“How is she?” Reese asked, her voice low and tight.
“She’s conscious,” Sloane said. “That part is huge. How are you?”
“I don’t even know. I can’t seem to get my brain to stop replaying the moment.”
“Yeah. I know what you mean.”
“Why don’t we sit?” Sloane turned to the others, who looked exhausted and unsure, caught between standing and falling apart. They dutifully assembled in the corner of the room away from the only other small group in the space.
“We heard from the doctor, and we’re in a wait and see. But the fact that she was awake is encouraging,” Veronica said, leading with the good news. The information had a collective impact as each one of them seemed to breathe a little deeper with the knowledge. Veronica updated them on all they’d learned from the doctor, and the wait and see hours ahead of them.
Sloane nodded, but her fingers twitched at her sides, brushing against her own pockets, then her jeans, then fidgeting with the hem of her jacket. She kept her eyes on the double doors, trying to even out her breathing, but it came in sharp, uneven bursts.
“She’s alive,” Sloane said, and her voice cracked on the wordalive, despite her best effort to keep it clipped and professional. She swallowed hard. “That’s what matters right now.” But inside, she was twisted and hollow because she knew very well what a risky game this whole thing was, and that the next time they could be sitting here for any one of the others. And that included Reese. The thought nearly strangled her. Yes, it was what they’d all signed up for, but for Sloane, for where she was in her life presently, maybe that was too high an ask.
Reese’s gaze kept flicking in her direction, an incognito check-in. She knew Sloane’s personal struggles, her triggers, and was making sure she wasn’t in distress. “I’m okay,” she mouthed to Reese, who looked at her like she didn’t quite believe it, which tracked because it was a lie. Sloane was held together by adrenaline and a sense of duty, but felt like a house of cards about to come tumbling down. That couldn’t happen here, not when these women needed her as much as she needed them.
They spent the next few hours talking and not talking. The vending machine got a workout. Someone ordered sandwiches. Coffee cups came and went. So did the roster of other drivers and crew members. They’d come in, stay awhile, and eventually head back out again when no word came. The five of them hadn’t discussed it outright, but no one seemed intent on going anywhere. How could they?
“I didn’t see it,” Marissa said, running a hand through her long curls, her hair extra unruly, a metaphor for the chaos. “They had to tell me on the radio.”
“I saw,” Delaney said. “The two cars had been battling. It was no one’s fault. Just scrapping for position.

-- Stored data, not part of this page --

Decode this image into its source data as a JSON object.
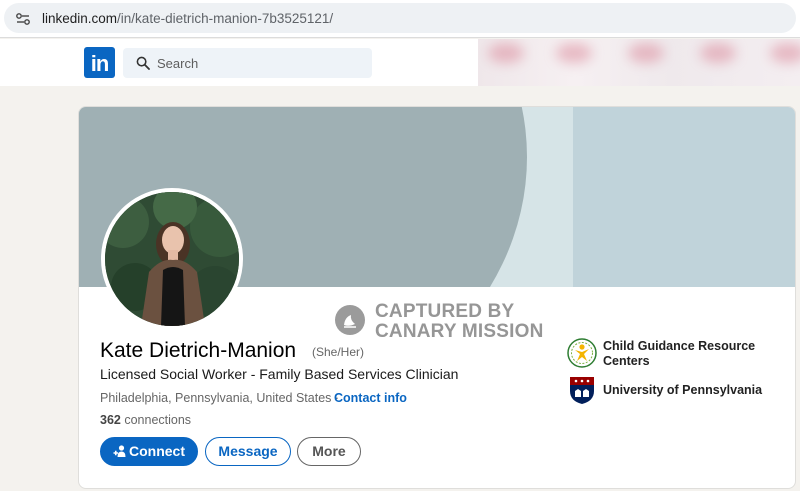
{
  "browser": {
    "url_domain": "linkedin.com",
    "url_path": "/in/kate-dietrich-manion-7b3525121/"
  },
  "nav": {
    "logo_text": "in",
    "search_placeholder": "Search"
  },
  "watermark": {
    "line1": "CAPTURED BY",
    "line2": "CANARY MISSION"
  },
  "profile": {
    "name": "Kate Dietrich-Manion",
    "pronouns": "(She/Her)",
    "headline": "Licensed Social Worker - Family Based Services Clinician",
    "location": "Philadelphia, Pennsylvania, United States",
    "separator": " · ",
    "contact_info_label": "Contact info",
    "connections_count": "362",
    "connections_label": " connections"
  },
  "actions": {
    "connect_label": "Connect",
    "message_label": "Message",
    "more_label": "More"
  },
  "organizations": [
    {
      "name": "Child Guidance Resource Centers",
      "icon": "cgrc-logo-icon"
    },
    {
      "name": "University of Pennsylvania",
      "icon": "upenn-shield-icon"
    }
  ],
  "colors": {
    "linkedin_blue": "#0a66c2",
    "page_background": "#f4f2ee",
    "banner_light": "#c0d3da",
    "banner_dark": "#9fb0b4",
    "penn_red": "#990000",
    "penn_blue": "#011f5b"
  }
}
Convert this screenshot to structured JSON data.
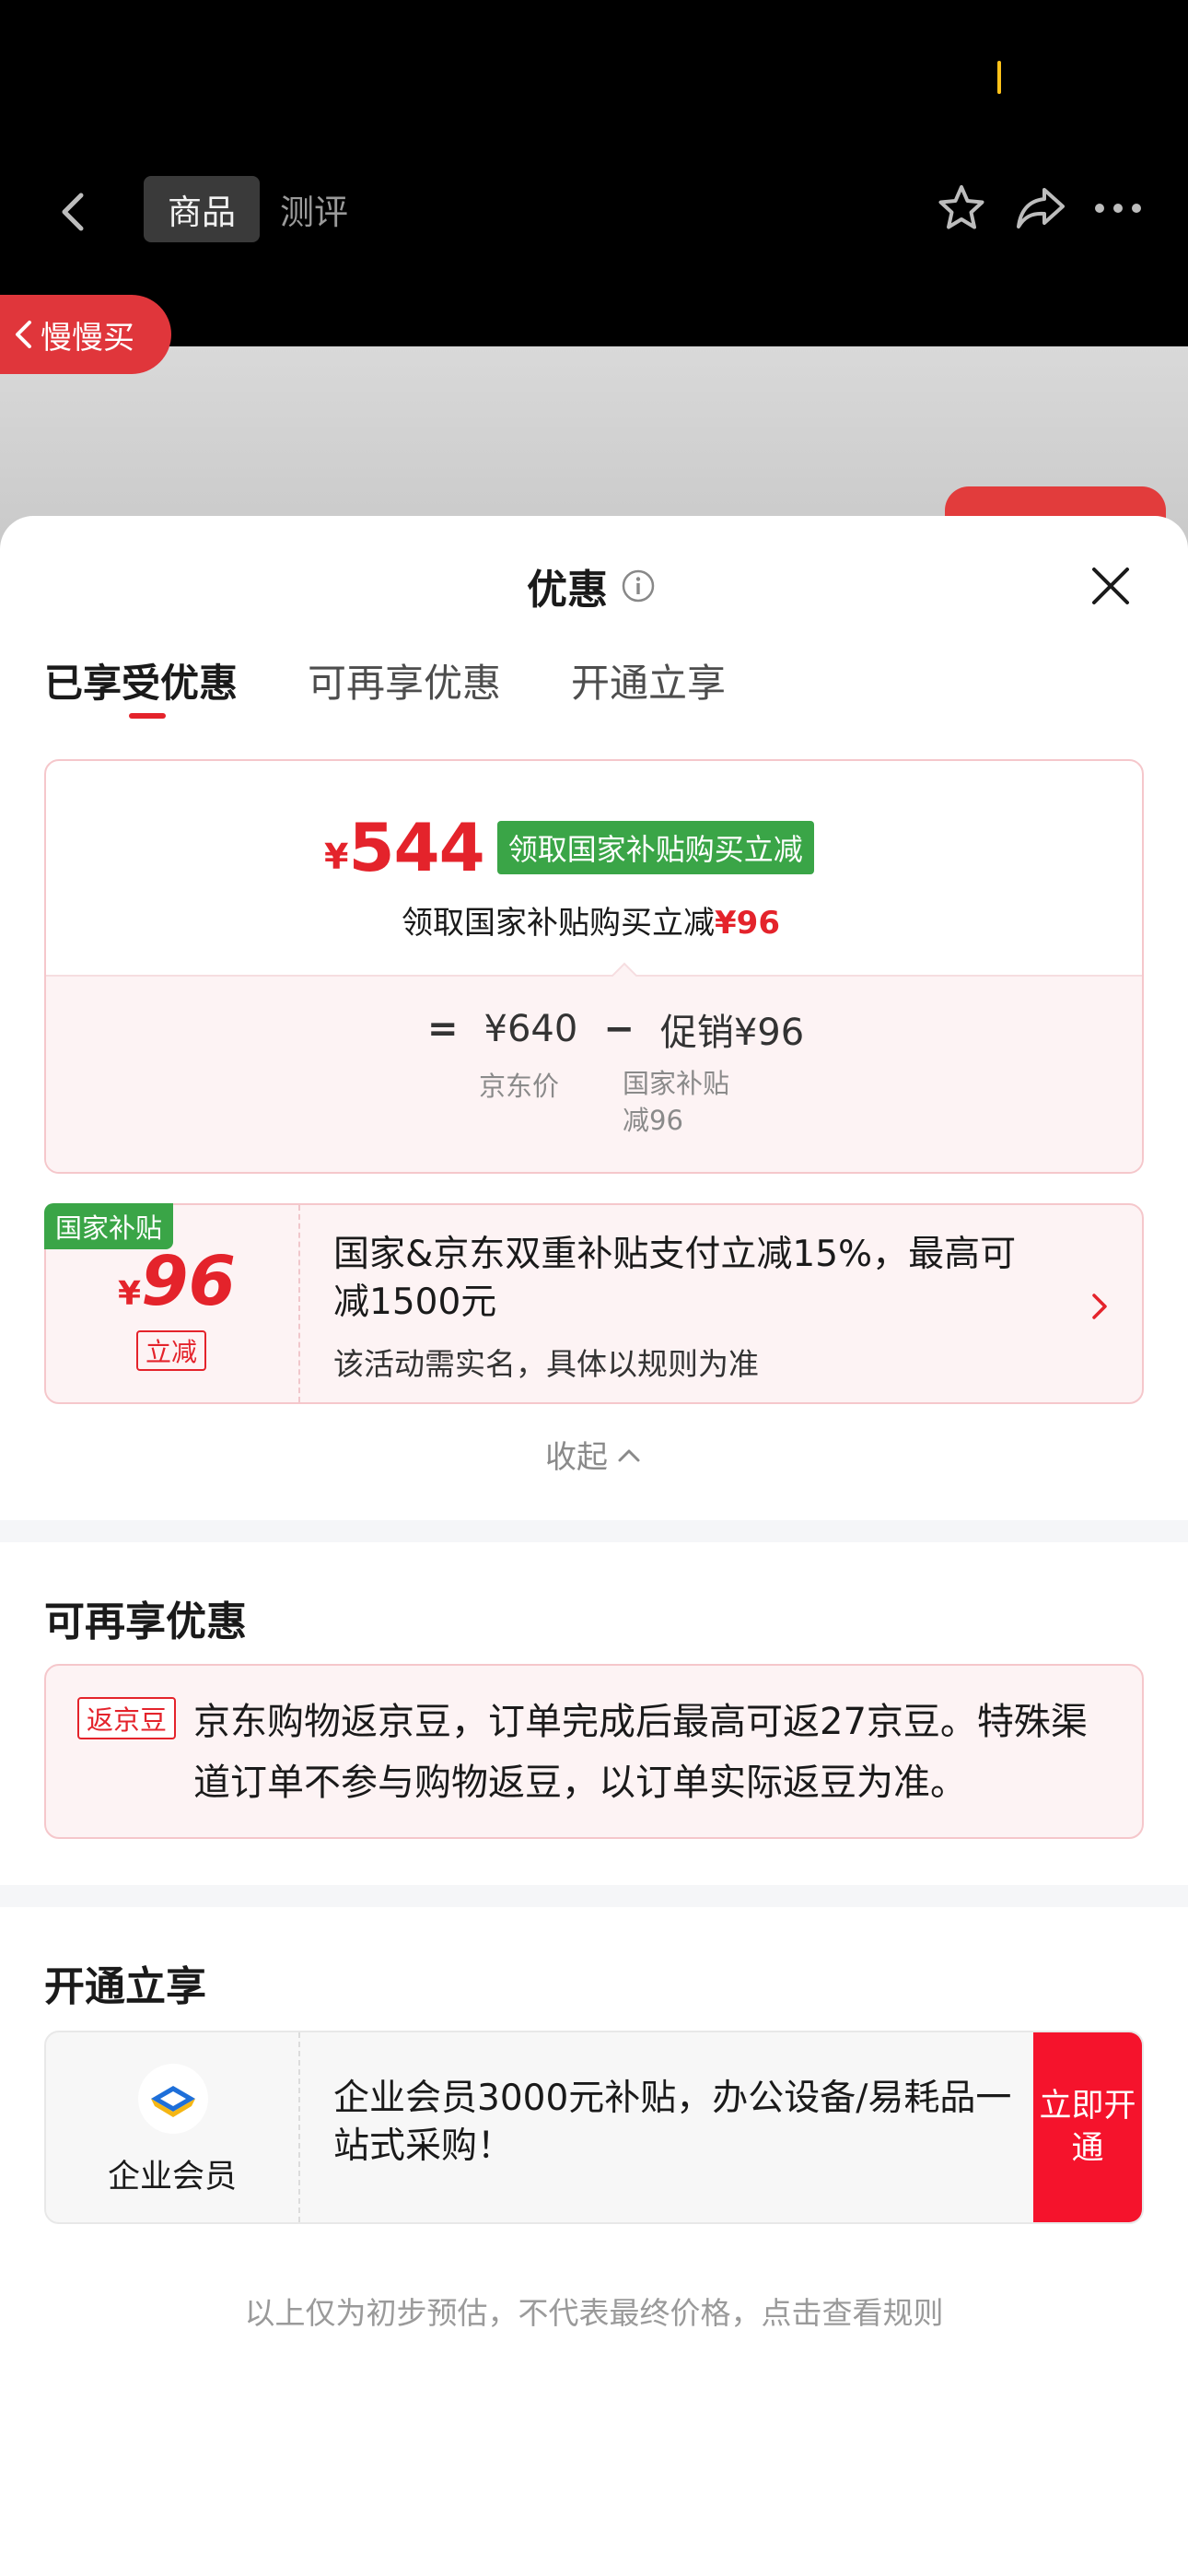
{
  "nav": {
    "tab_product": "商品",
    "tab_review": "测评"
  },
  "slow_buy": {
    "label": "慢慢买"
  },
  "sheet": {
    "title": "优惠",
    "tabs": [
      "已享受优惠",
      "可再享优惠",
      "开通立享"
    ]
  },
  "price_card": {
    "currency": "¥",
    "final_price": "544",
    "subsidy_tag": "领取国家补贴购买立减",
    "subsidy_line_prefix": "领取国家补贴购买立减",
    "subsidy_line_amount": "¥96",
    "calc_equals": "=",
    "calc_base": "¥640",
    "calc_minus": "−",
    "calc_promo": "促销¥96",
    "base_label": "京东价",
    "promo_label": "国家补贴减96"
  },
  "gov_subsidy": {
    "badge": "国家补贴",
    "currency": "¥",
    "amount": "96",
    "tag": "立减",
    "description": "国家&京东双重补贴支付立减15%，最高可减1500元",
    "note": "该活动需实名，具体以规则为准"
  },
  "collapse": {
    "label": "收起"
  },
  "more_offers": {
    "title": "可再享优惠",
    "tag": "返京豆",
    "text": "京东购物返京豆，订单完成后最高可返27京豆。特殊渠道订单不参与购物返豆，以订单实际返豆为准。"
  },
  "open_now": {
    "title": "开通立享",
    "name": "企业会员",
    "text": "企业会员3000元补贴，办公设备/易耗品一站式采购！",
    "button": "立即开通"
  },
  "footer": {
    "note": "以上仅为初步预估，不代表最终价格，点击查看规则"
  },
  "colors": {
    "accent_red": "#e4232b",
    "subsidy_green": "#3aa547",
    "button_red": "#f5132c"
  }
}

It’s what you do.”
“I feel like Greta’s going to take this hard,” Reese said. “I would.”
“That’s why it’s important that her community show up for her, just like we have for Cassidy,” Veronica said. The others nodded, valuing her wisdom. “You’re ready to tear each other up on the circuit, but off? No one knows your life like another driver.”
Reese nodded, her eyes pooling with tears. “Isn’t that the truth of it all? I feel like we’re all cut from the same cloth. That’s pretty special, if you ask me.”
“Even Danielle Todd?” Delaney asked with a sly grin.
“Let’s not get carried away,” Reese said, hand up. The comment had helped to break the tension, and they’d needed it.
Time lost its edges after that. Minutes stretched, then snapped back into place, marked only by the occasional opening of the trauma doors or the chime of the elevator. While the others slept or visited the cafeteria, Sloane paced the length of the glass-walled waiting area until Veronica gently steered her back to a chair, her hand firm at Sloane’s elbow.
“Sit,” Veronica said quietly. “You’re going to wear a trench in the floor.”
Sloane tried. She lasted maybe thirty seconds before she was on her feet again, heart thudding, every nerve buzzing as if she were waiting for impact instead of news.
When the doctor returned, it felt abrupt, like a door opening into cold air.
“She’s holding,” the doctor said, and Sloane hated how much she clung to the word. “Vitals are stable. The scans show internal bruising and some bleeding, but nothing that requires immediate surgery at this moment.”
At this moment.
Sloane caught that, the way you catch a loose thread and know better than to pull.
“She’s still disoriented,” the doctor continued. “That’s expected. We’ve got her sedated lightly now to let her rest. The next few hours are still critical, but right now, this is … cautiously positive.”
It was a good report.
Veronica asked the practical questions—ICU access, overnight protocols, when family could see her. Sloane stood there, arms crossed tight across her chest, the answers sliding past her without fully landing. She focused instead on the doctor’s face, on the absence of urgency in her posture, on the fact that she wasn’t rushing away this time.
That was something.
Cassidy’s parents arrived a few hours later, bleary-eyed, still wearing travel clothes, her mother clutching her phone like it was the only solid thing left in the world. Introductions were made softly, as if everyone was afraid of speaking too loudly in case it changed the outcome.
“I feel like I know each of you from all Cass has told us,” her mother said. She squeezed Marissa’s hand. “She sees you all as family, so we do, too.”